This repository contains a question-answering system based on a language model GPT using a vector database for indexing.
The system has been developed using Conda environment management tool with python 3.8. The list of needed libraries is listed in requirements.txt
file.
To use the code please create .env
file with
OPENAI_API_KEY=[YOUR_KEY]
To start please run prepare_data.py
script to download the dataset and prepare the vector store based on OpenAI embeddings and FAISS. There are some parameters you can tune in config.ini
file. For now there is data.csv
file in data/
directory which contains 20 documents from "WiktorS/polish-news" from HuggingFace. There is also already pickled file with the vector store - vectorstore.pkl
which could be used as it is in next steps.
There is demo app built in Streamlit to show how the systems works. You could type the question in the input field and the answer will be provided with link to the article.

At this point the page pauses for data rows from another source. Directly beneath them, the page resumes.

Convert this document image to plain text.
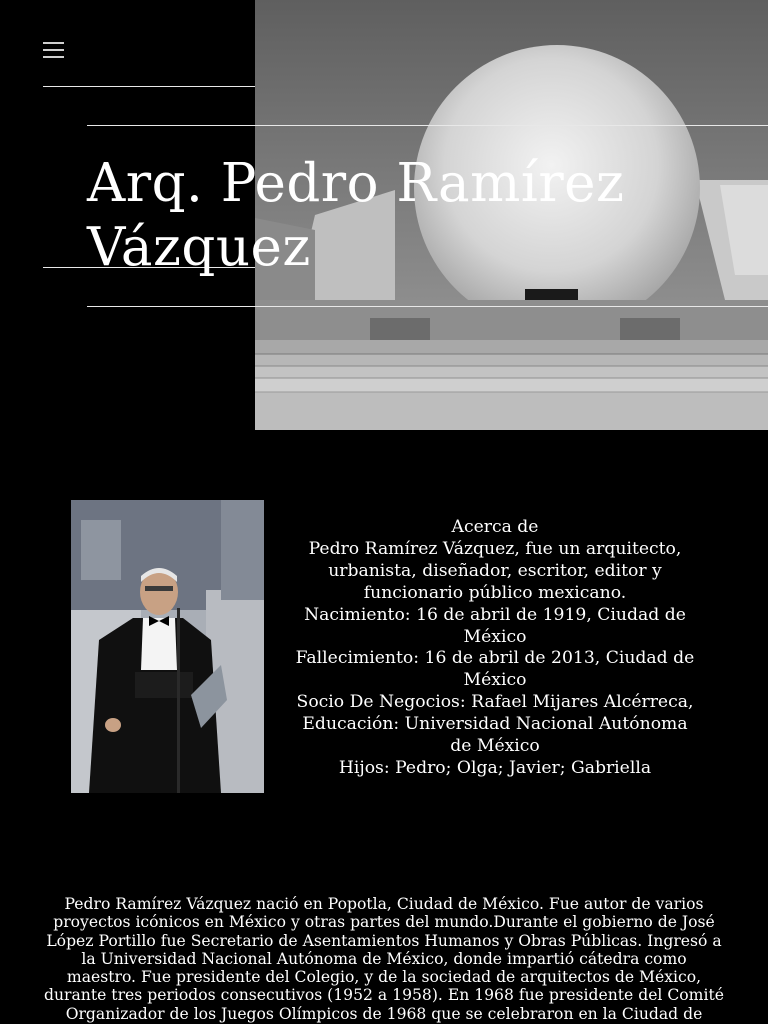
Arq. Pedro Ramírez
Vázquez
Acerca de
Pedro Ramírez Vázquez, fue un arquitecto,
urbanista, diseñador, escritor, editor y
funcionario público mexicano.
Nacimiento: 16 de abril de 1919, Ciudad de
México
Fallecimiento: 16 de abril de 2013, Ciudad de
México
Socio De Negocios: Rafael Mijares Alcérreca,
Educación: Universidad Nacional Autónoma
de México
Hijos: Pedro; Olga; Javier; Gabriella
Pedro Ramírez Vázquez nació en Popotla, Ciudad de México. Fue autor de varios
proyectos icónicos en México y otras partes del mundo.Durante el gobierno de José
López Portillo fue Secretario de Asentamientos Humanos y Obras Públicas. Ingresó a
la Universidad Nacional Autónoma de México, donde impartió cátedra como
maestro. Fue presidente del Colegio, y de la sociedad de arquitectos de México,
durante tres periodos consecutivos (1952 a 1958). En 1968 fue presidente del Comité
Organizador de los Juegos Olímpicos de 1968 que se celebraron en la Ciudad de
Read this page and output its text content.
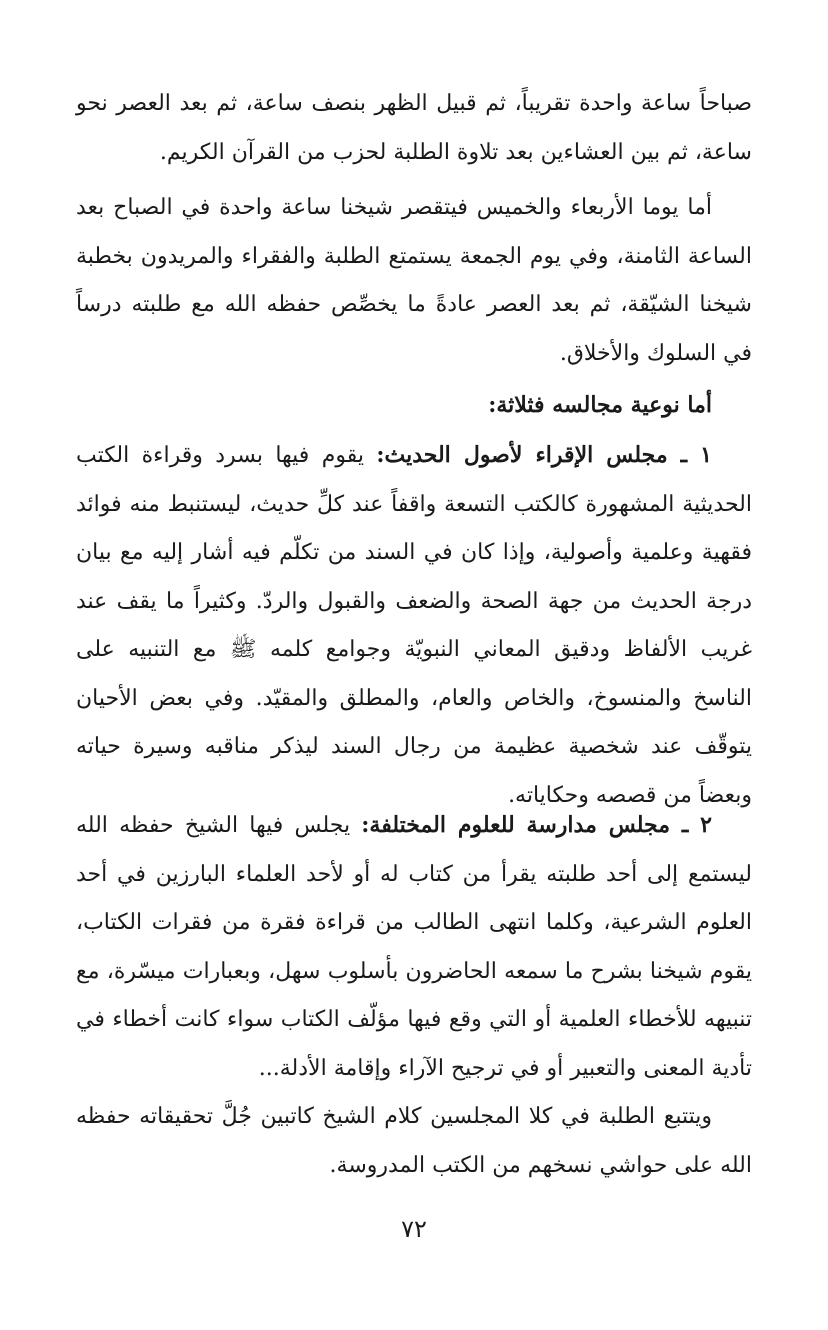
صباحاً ساعة واحدة تقريباً، ثم قبيل الظهر بنصف ساعة، ثم بعد العصر نحو ساعة، ثم بين العشاءين بعد تلاوة الطلبة لحزب من القرآن الكريم.

أما يوما الأربعاء والخميس فيتقصر شيخنا ساعة واحدة في الصباح بعد الساعة الثامنة، وفي يوم الجمعة يستمتع الطلبة والفقراء والمريدون بخطبة شيخنا الشيّقة، ثم بعد العصر عادةً ما يخصِّص حفظه الله مع طلبته درساً في السلوك والأخلاق.

أما نوعية مجالسه فثلاثة:

١ ـ مجلس الإقراء لأصول الحديث: يقوم فيها بسرد وقراءة الكتب الحديثية المشهورة كالكتب التسعة واقفاً عند كلِّ حديث، ليستنبط منه فوائد فقهية وعلمية وأصولية، وإذا كان في السند من تكلّم فيه أشار إليه مع بيان درجة الحديث من جهة الصحة والضعف والقبول والردّ. وكثيراً ما يقف عند غريب الألفاظ ودقيق المعاني النبويّة وجوامع كلمه ﷺ مع التنبيه على الناسخ والمنسوخ، والخاص والعام، والمطلق والمقيّد. وفي بعض الأحيان يتوقّف عند شخصية عظيمة من رجال السند ليذكر مناقبه وسيرة حياته وبعضاً من قصصه وحكاياته.

٢ ـ مجلس مدارسة للعلوم المختلفة: يجلس فيها الشيخ حفظه الله ليستمع إلى أحد طلبته يقرأ من كتاب له أو لأحد العلماء البارزين في أحد العلوم الشرعية، وكلما انتهى الطالب من قراءة فقرة من فقرات الكتاب، يقوم شيخنا بشرح ما سمعه الحاضرون بأسلوب سهل، وبعبارات ميسّرة، مع تنبيهه للأخطاء العلمية أو التي وقع فيها مؤلّف الكتاب سواء كانت أخطاء في تأدية المعنى والتعبير أو في ترجيح الآراء وإقامة الأدلة...

ويتتبع الطلبة في كلا المجلسين كلام الشيخ كاتبين جُلَّ تحقيقاته حفظه الله على حواشي نسخهم من الكتب المدروسة.

٧٢
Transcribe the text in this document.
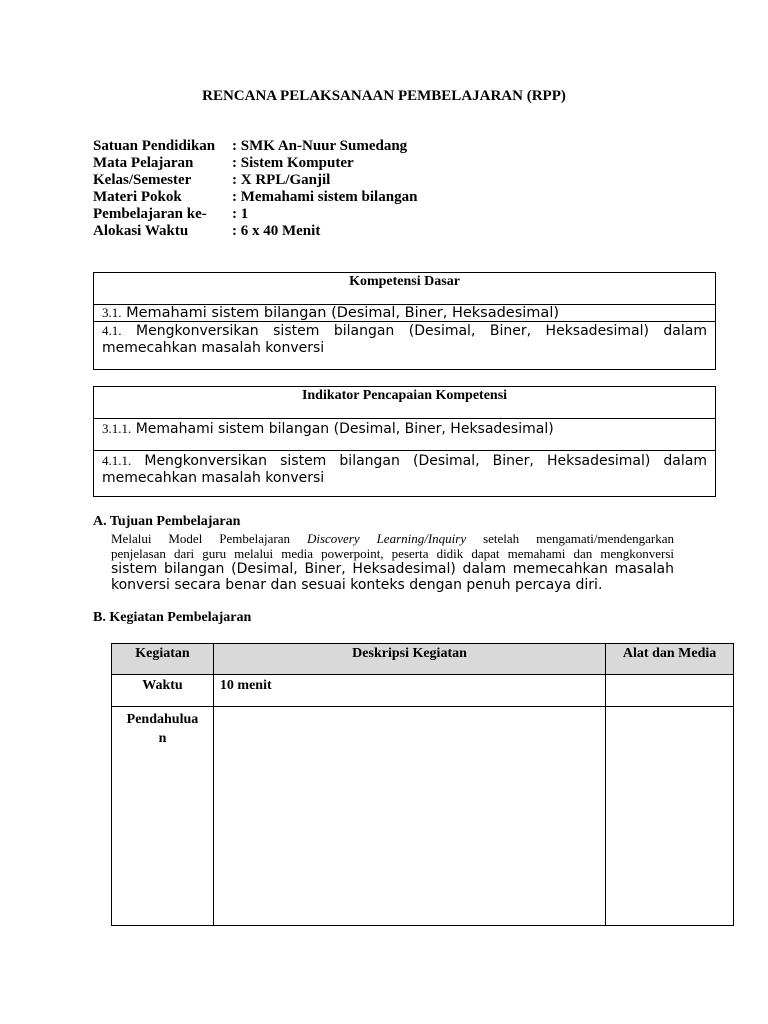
RENCANA PELAKSANAAN PEMBELAJARAN (RPP)
Satuan Pendidikan	: SMK An-Nuur Sumedang
Mata Pelajaran	: Sistem Komputer
Kelas/Semester	: X RPL/Ganjil
Materi Pokok	: Memahami sistem bilangan
Pembelajaran ke-	: 1
Alokasi Waktu	: 6 x 40 Menit
Kompetensi Dasar
3.1. Memahami sistem bilangan (Desimal, Biner, Heksadesimal)
4.1. Mengkonversikan sistem bilangan (Desimal, Biner, Heksadesimal) dalam
memecahkan masalah konversi
Indikator Pencapaian Kompetensi
3.1.1. Memahami sistem bilangan (Desimal, Biner, Heksadesimal)
4.1.1. Mengkonversikan sistem bilangan (Desimal, Biner, Heksadesimal) dalam
memecahkan masalah konversi
A. Tujuan Pembelajaran
Melalui Model Pembelajaran Discovery Learning/Inquiry setelah mengamati/mendengarkan
penjelasan dari guru melalui media powerpoint, peserta didik dapat memahami dan mengkonversi
sistem bilangan (Desimal, Biner, Heksadesimal) dalam memecahkan masalah
konversi secara benar dan sesuai konteks dengan penuh percaya diri.
B. Kegiatan Pembelajaran
Kegiatan	Deskripsi Kegiatan	Alat dan Media
Waktu	10 menit	

Pendahulua
n		
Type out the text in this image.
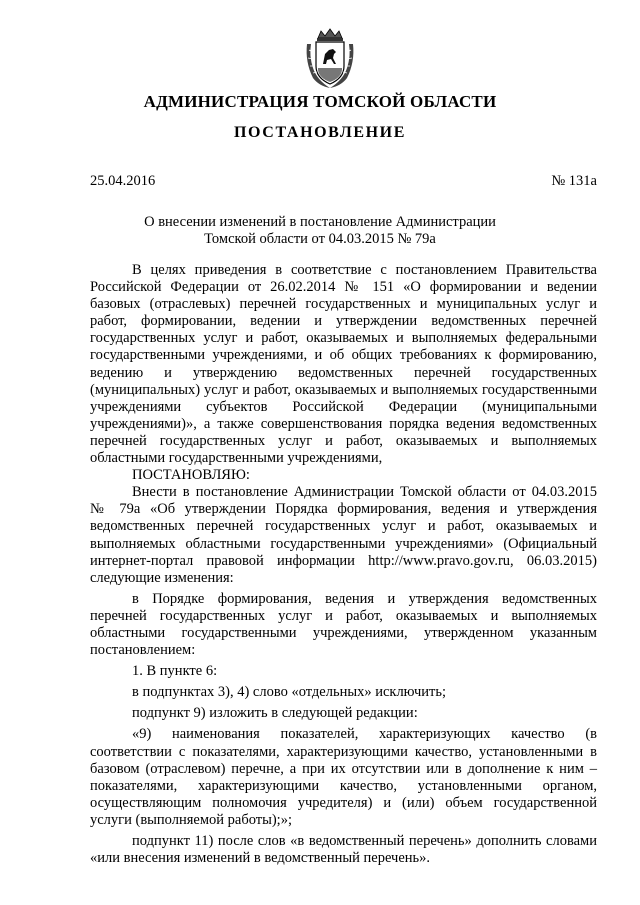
АДМИНИСТРАЦИЯ ТОМСКОЙ ОБЛАСТИ
ПОСТАНОВЛЕНИЕ
25.04.2016	№ 131а
О внесении изменений в постановление Администрации
Томской области от 04.03.2015 № 79а

В целях приведения в соответствие с постановлением Правительства Российской Федерации от 26.02.2014 № 151 «О формировании и ведении базовых (отраслевых) перечней государственных и муниципальных услуг и работ, формировании, ведении и утверждении ведомственных перечней государственных услуг и работ, оказываемых и выполняемых федеральными государственными учреждениями, и об общих требованиях к формированию, ведению и утверждению ведомственных перечней государственных (муниципальных) услуг и работ, оказываемых и выполняемых государственными учреждениями субъектов Российской Федерации (муниципальными учреждениями)», а также совершенствования порядка ведения ведомственных перечней государственных услуг и работ, оказываемых и выполняемых областными государственными учреждениями,

ПОСТАНОВЛЯЮ:

Внести в постановление Администрации Томской области от 04.03.2015 № 79а «Об утверждении Порядка формирования, ведения и утверждения ведомственных перечней государственных услуг и работ, оказываемых и выполняемых областными государственными учреждениями» (Официальный интернет-портал правовой информации http://www.pravo.gov.ru, 06.03.2015) следующие изменения:

в Порядке формирования, ведения и утверждения ведомственных перечней государственных услуг и работ, оказываемых и выполняемых областными государственными учреждениями, утвержденном указанным постановлением:

1. В пункте 6:

в подпунктах 3), 4) слово «отдельных» исключить;

подпункт 9) изложить в следующей редакции:

«9) наименования показателей, характеризующих качество (в соответствии с показателями, характеризующими качество, установленными в базовом (отраслевом) перечне, а при их отсутствии или в дополнение к ним – показателями, характеризующими качество, установленными органом, осуществляющим полномочия учредителя) и (или) объем государственной услуги (выполняемой работы);»;

подпункт 11) после слов «в ведомственный перечень» дополнить словами «или внесения изменений в ведомственный перечень».
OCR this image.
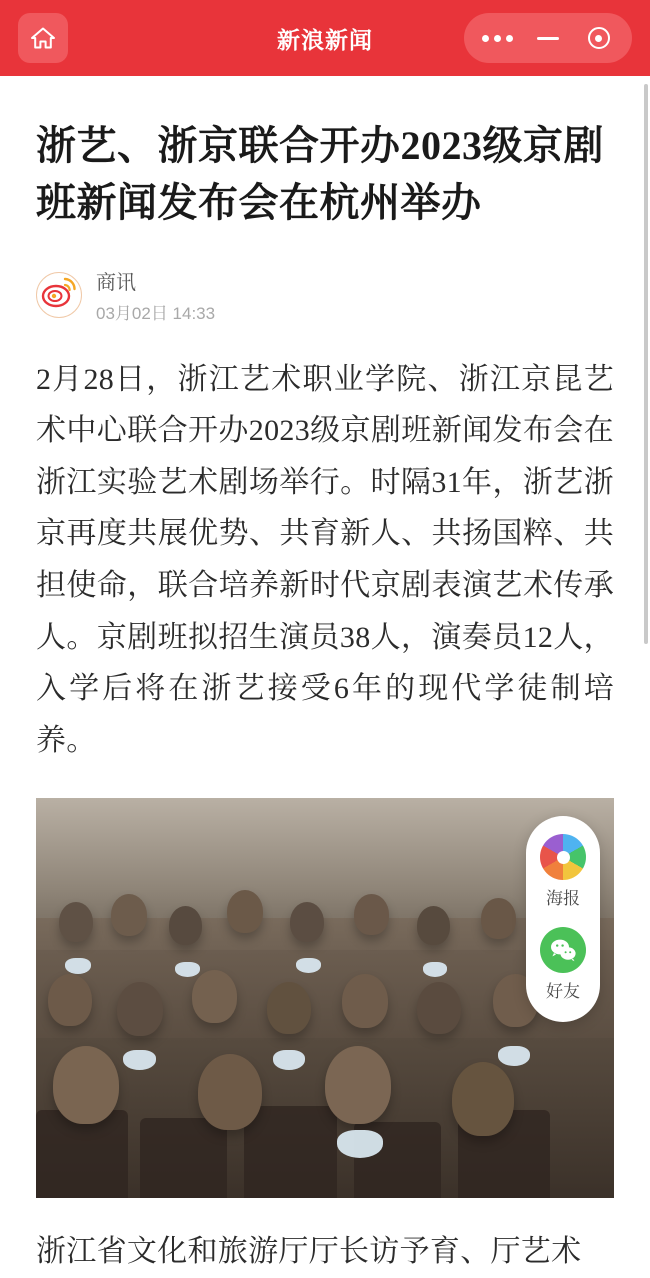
新浪新闻
浙艺、浙京联合开办2023级京剧班新闻发布会在杭州举办
商讯
03月02日 14:33

2月28日，浙江艺术职业学院、浙江京昆艺术中心联合开办2023级京剧班新闻发布会在浙江实验艺术剧场举行。时隔31年，浙艺浙京再度共展优势、共育新人、共扬国粹、共担使命，联合培养新时代京剧表演艺术传承人。京剧班拟招生演员38人，演奏员12人，入学后将在浙艺接受6年的现代学徒制培养。

海报
好友

浙江省文化和旅游厅厅长访予育、厅艺术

To run it please execute: streamlit run app.py
To evaluate the system dataset of queries and answers has been prepared - for each of 10 first articles there are 2 queries manually created as well as correct answers and links to documents which should be returned. You can check this small eval dataset here: data_eval/evaluation_data.csv
. To run the evaluation process please use evaluate.py
script.
Automatic evaluation stated that system returns 13 correct answers (accuracy 0.65) and 18 correct sources (accuracy 0.9). The results of evaluation are saved in data_eval/evaluated.csv
file.
However, when we deep dive into examples of errors we could distinguish that:
- sometimes model returns answers in English instead of Polish - and because of that there's no match between correct answer and prediction, eg. "wzrost gospodarczy o 5%" as gold answer and "The priority for China this year is economic growth of around 5%." as prediction,
- since Polish language is a morphologically rich language it is difficult to evaluate automatically tasks with NLG part, eg. with gold answer "wewnętrzna debata w ZEA o wyjściu z OPEC" and prediction as "Wall Street Journal informował o wewnętrznej debacie w ZEA o wyjściu z OPEC, co było powodem spadków na rynku ropy" - the correct answer has been found, but there is no 1-1 match because of the conjugation of words,
- humans are biased and sometimes not precise, eg. for query "Jaki portal podał informację, że zakupione przez Rosjan drony na AliExpress będą miały ograniczone funkcjonalności?" the gold answer is "belsat.eu", however prediction as "TVP Info" could be also treated as correct since all the articles from the dataset are from TVP Info,
- there is only one case when model did not return anything, there are no cases with halucations, all answers are related to queries and the articles found to them.